Savers continued to put more money into low-paying cash savings accounts last month while mortgage borrowing hit a record high.
Data from the Bank of England shows households put £16.2 billion into cash deposits in March, above the monthly average of £15.2 billion during the past year.
This remains well above the monthly average of £5.6 billion in the six months to February 2020.
However, the effective interest rate paid on new deposits with banks is still at historic lows of 0.49 per cent, the Bank of England said.
The figures also showed net mortgage borrowing hit a record high in March at £11.8 billion.
Mortgage approvals for house purchase were at 82,700 as buyers race to beat the stamp duty deadline when the tax-free threshold will reduce from £500,000 to £250,000 at the end of June.
The Bank of England said typical rates on new mortgages have risen to 1.95 per cent, up from a record low of 1.72 per cent in August 2020.
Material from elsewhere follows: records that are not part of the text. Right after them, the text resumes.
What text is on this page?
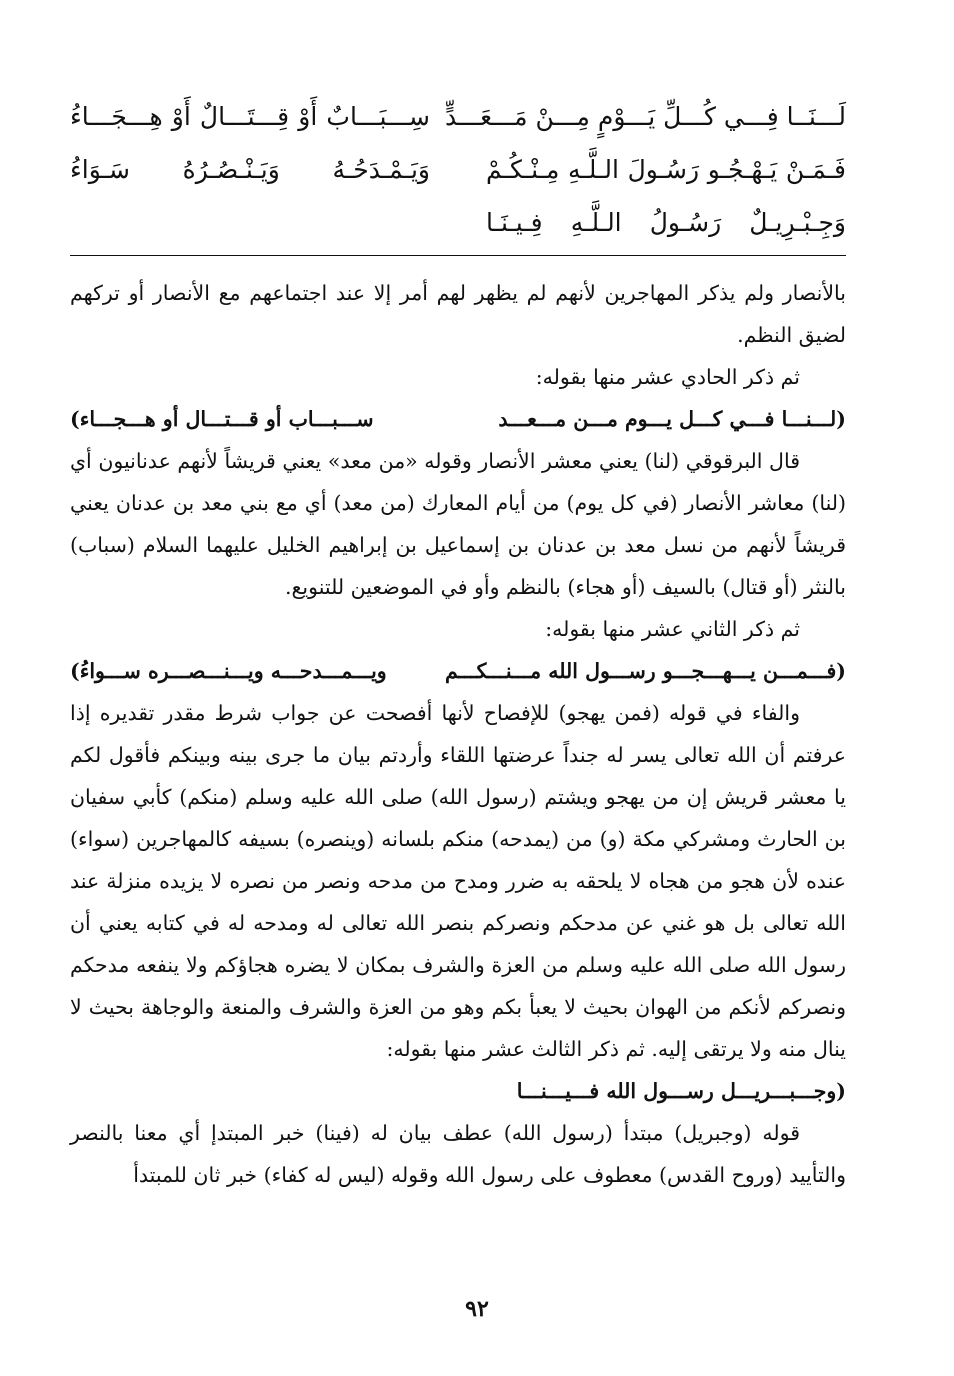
لَـــنَــا فِـــي كُـــلِّ يَـــوْمٍ مِـــنْ مَـــعَـــدٍّ
سِـــبَـــابٌ أَوْ قِـــتَـــالٌ أَوْ هِـــجَـــاءُ
فَـمَـنْ يَـهْـجُـو رَسُـولَ الـلَّـهِ مِـنْـكُـمْ
وَيَـمْـدَحُـهُ وَيَـنْـصُـرُهُ سَـوَاءُ
وَجِـبْـرِيـلٌ رَسُـولُ الـلَّـهِ فِـيـنَـا

بالأنصار ولم يذكر المهاجرين لأنهم لم يظهر لهم أمر إلا عند اجتماعهم مع الأنصار أو تركهم لضيق النظم.

ثم ذكر الحادي عشر منها بقوله:

(لـــنـــا فـــي كـــل يـــوم مـــن مـــعـــد
ســـبـــاب أو قـــتـــال أو هـــجـــاء)

قال البرقوقي (لنا) يعني معشر الأنصار وقوله «من معد» يعني قريشاً لأنهم عدنانيون أي (لنا) معاشر الأنصار (في كل يوم) من أيام المعارك (من معد) أي مع بني معد بن عدنان يعني قريشاً لأنهم من نسل معد بن عدنان بن إسماعيل بن إبراهيم الخليل عليهما السلام (سباب) بالنثر (أو قتال) بالسيف (أو هجاء) بالنظم وأو في الموضعين للتنويع.

ثم ذكر الثاني عشر منها بقوله:

(فـــمـــن يـــهـــجـــو رســـول الله مـــنـــكـــم
ويـــمـــدحـــه ويـــنـــصـــره ســـواءُ)

والفاء في قوله (فمن يهجو) للإفصاح لأنها أفصحت عن جواب شرط مقدر تقديره إذا عرفتم أن الله تعالى يسر له جنداً عرضتها اللقاء وأردتم بيان ما جرى بينه وبينكم فأقول لكم يا معشر قريش إن من يهجو ويشتم (رسول الله) صلى الله عليه وسلم (منكم) كأبي سفيان بن الحارث ومشركي مكة (و) من (يمدحه) منكم بلسانه (وينصره) بسيفه كالمهاجرين (سواء) عنده لأن هجو من هجاه لا يلحقه به ضرر ومدح من مدحه ونصر من نصره لا يزيده منزلة عند الله تعالى بل هو غني عن مدحكم ونصركم بنصر الله تعالى له ومدحه له في كتابه يعني أن رسول الله صلى الله عليه وسلم من العزة والشرف بمكان لا يضره هجاؤكم ولا ينفعه مدحكم ونصركم لأنكم من الهوان بحيث لا يعبأ بكم وهو من العزة والشرف والمنعة والوجاهة بحيث لا ينال منه ولا يرتقى إليه. ثم ذكر الثالث عشر منها بقوله:

(وجـــبـــريـــل رســـول الله فـــيـــنـــا

قوله (وجبريل) مبتدأ (رسول الله) عطف بيان له (فينا) خبر المبتدإ أي معنا بالنصر والتأييد (وروح القدس) معطوف على رسول الله وقوله (ليس له كفاء) خبر ثان للمبتدأ

٩٢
Rates on new personal loans to individuals fell to 5.03% in March with an interest rate of 7.03 per cent in January 2020, the Bank of England data shows.
“You can feel the optimism bubbling over in the new saving and borrowing figures, as the vaccine rollout continued apace and the country prepared to reopen for business,” Sarah Coles, personal finance analyst for Hargreaves Lansdown, said.
“There’s hope that even in more optimistic times we’ll maintain our savings, and that the one in four people who told us they still don’t have any emergency savings, have an opportunity to put away some cash for the future.”